The book also says that launching a war in Iraq did little to weaken al-Qaida, and says the U.S. prosecuted the war on terror in ways that sometimes helped militant groups recruit more followers, such as the detainee abuse committed at Abu Ghraib prison.

RAND senior political scientist Arturo Munoz argues that the United States should have backed Afghan President Hamid Karzai's outreach to the Taliban in December 2001. "A peace process among the Afghans was being discussed at the time, only to be repudiated by the Americans," Munoz wrote. He suggests withdrawing many of the troops, and working within Afghan culture instead of imposing a U.S.-style democracy.

Several authors argue that the U.S. invasion of Iraq was a mistaken overreach of American power that spent U.S. resources that could have been better focused on al-Qaida.

Eric Larson, a senior policy researcher, says the U.S. is not taking advantage of al-Qaida's overreach, in that its use of brutal tactics is backfiring, hobbling its attempt to win the Muslim world over to its more militant view of Islam.

The authors also warn not to exaggerate al-Qaida's strength. Essayist Brian Michael Jenkins argues the CIA has overblown the nuclear threat from al-Qaida, for instance.

Judging the merits of that analysis and how to respond to it will fall in part to Olsen, if confirmed as the head of the NCTC.

Olsen is a Harvard-trained lawyer, like Leiter. He spent nearly 20 years at the Justice Department, including as deputy assistant attorney general for national security, in charge of overseeing intelligence as part of the post-9/11 reforms to intelligence sharing.

He helped impose stricter oversight measures after the Bush administration's electronic-surveillance program was exposed.

In 2009, the Obama White House appointed him head of an interagency task force set up to review cases of 240 Guantanamo detainees. Olsen recounted how he secured unanimous agreement from all government agencies that took part on who could be released and which were too dangerous to let go.

But he also answered some tough questions from senators over whether Guantanamo detainees' backgrounds had been whitewashed to make them look less dangerous. "There was never at any time any effort to change threat information," Olsen said.
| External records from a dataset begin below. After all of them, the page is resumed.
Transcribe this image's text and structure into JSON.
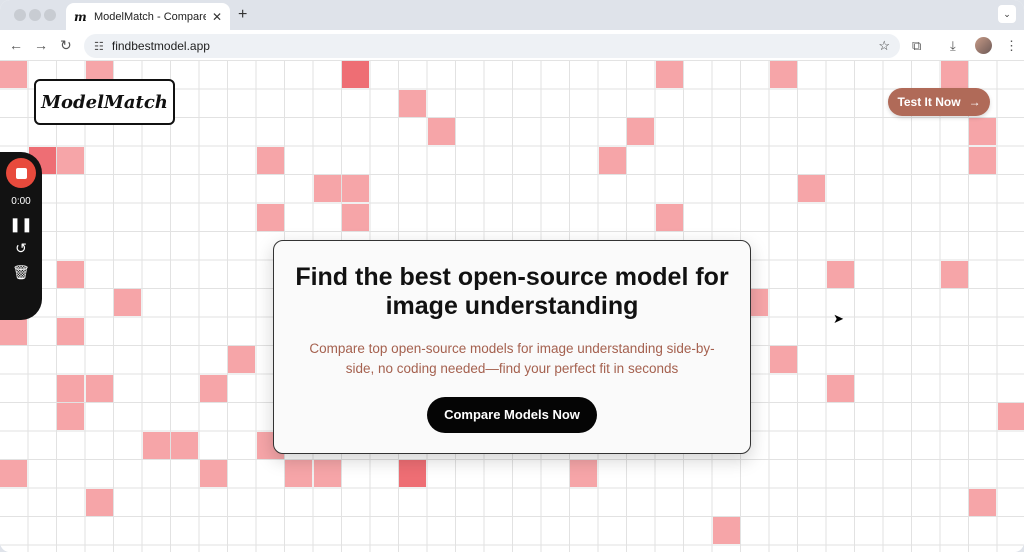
{
  "browser": {
    "tab_title": "ModelMatch - Compare Visio",
    "tab_favicon": "m",
    "tab_close": "✕",
    "new_tab": "+",
    "url": "findbestmodel.app"
  },
  "header": {
    "logo": "ModelMatch",
    "cta_label": "Test It Now",
    "cta_arrow": "→"
  },
  "recorder": {
    "time": "0:00"
  },
  "hero": {
    "title": "Find the best open-source model for image understanding",
    "subtitle": "Compare top open-source models for image understanding side-by-side, no coding needed—find your perfect fit in seconds",
    "cta_label": "Compare Models Now"
  },
  "colors": {
    "accent_button": "#b06a58",
    "subtitle_text": "#a5614f",
    "grid_cell": "#f6a5a8",
    "grid_cell_dark": "#ee6e74"
  },
  "icons": [
    "tune-icon",
    "star-icon",
    "extensions-icon",
    "download-icon",
    "menu-icon",
    "stop-icon",
    "pause-icon",
    "restart-icon",
    "trash-icon",
    "arrow-right-icon",
    "mouse-cursor-icon"
  ]
}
He said his job was to "follow every fact and be as precise and specific and rigorous in analyzing that information."

"There were instances we looked at those facts and came to different conclusions," he said, but there was never any attempt to change them.

Olsen also faced questioning over whether the NSA, where he holds the top legal role, has the right to track Americans' locations through their cellphones.
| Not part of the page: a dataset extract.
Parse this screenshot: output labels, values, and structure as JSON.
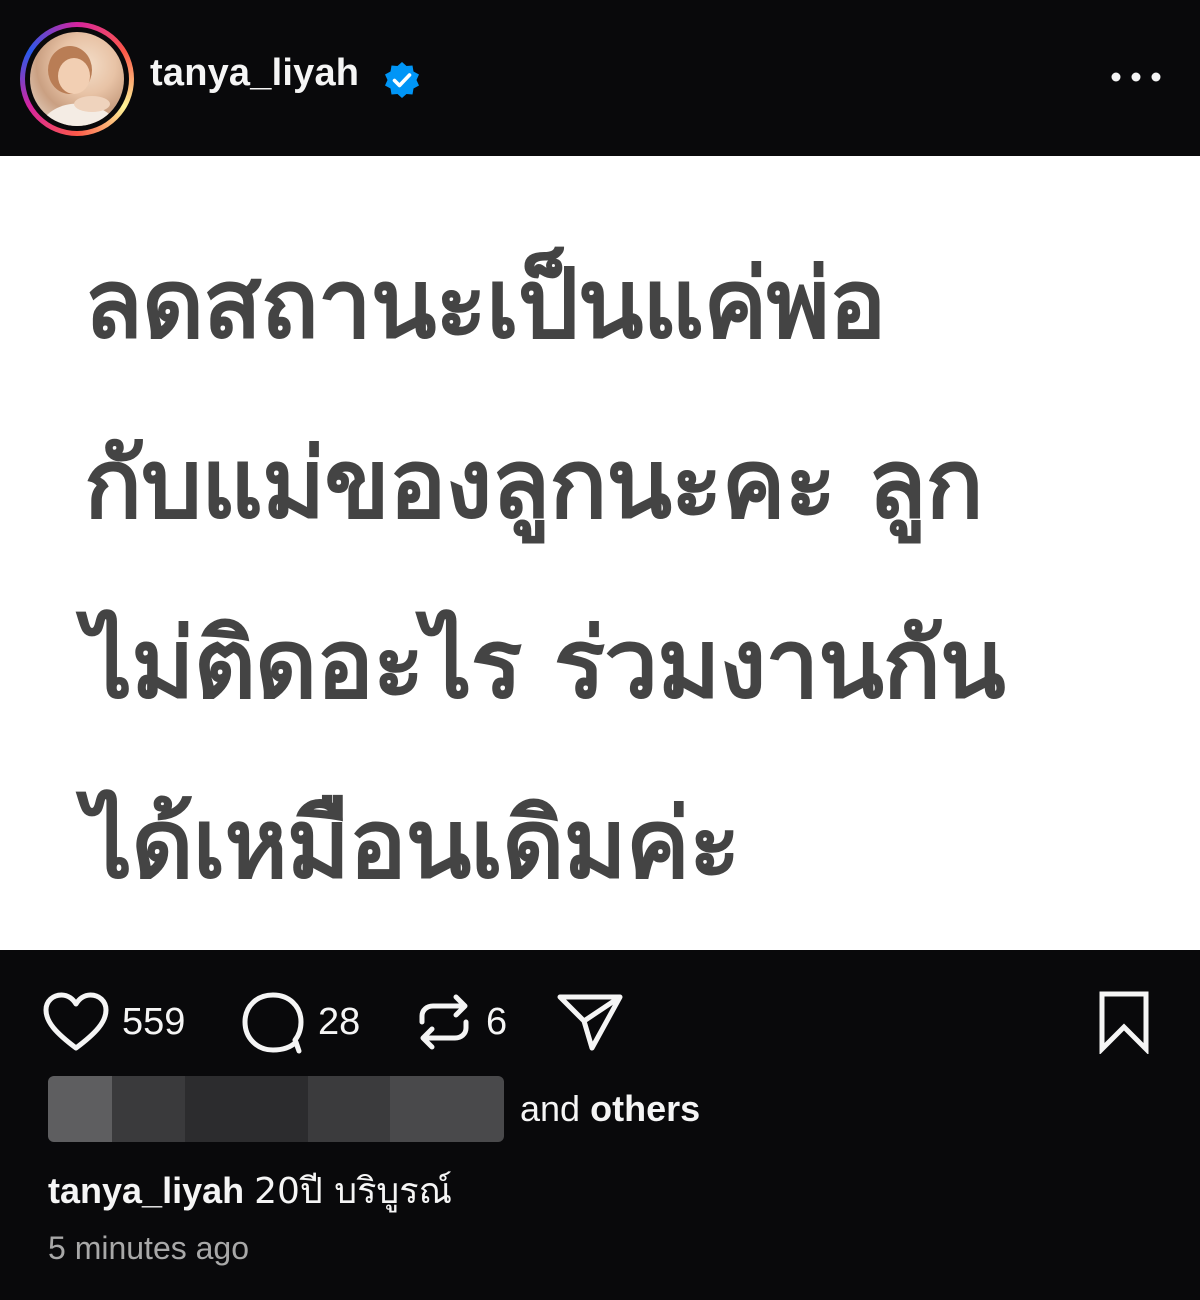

"There are certain circumstances where that authority may exist," he said, after Sen. Ron Wyden, D., Ore., asked him repeatedly whether the NSA is allowed to "use cell site data" to track Americans inside the U.S.

Olsen called the question "very complicated" and said he and other intelligence officials are working to answer the committee in a classified memo.

Sen. Dianne Feinstein, D-Calif., asked for the memo to be ready by September. She said the committee would vote quickly with a goal of getting Olsen in his new job next month.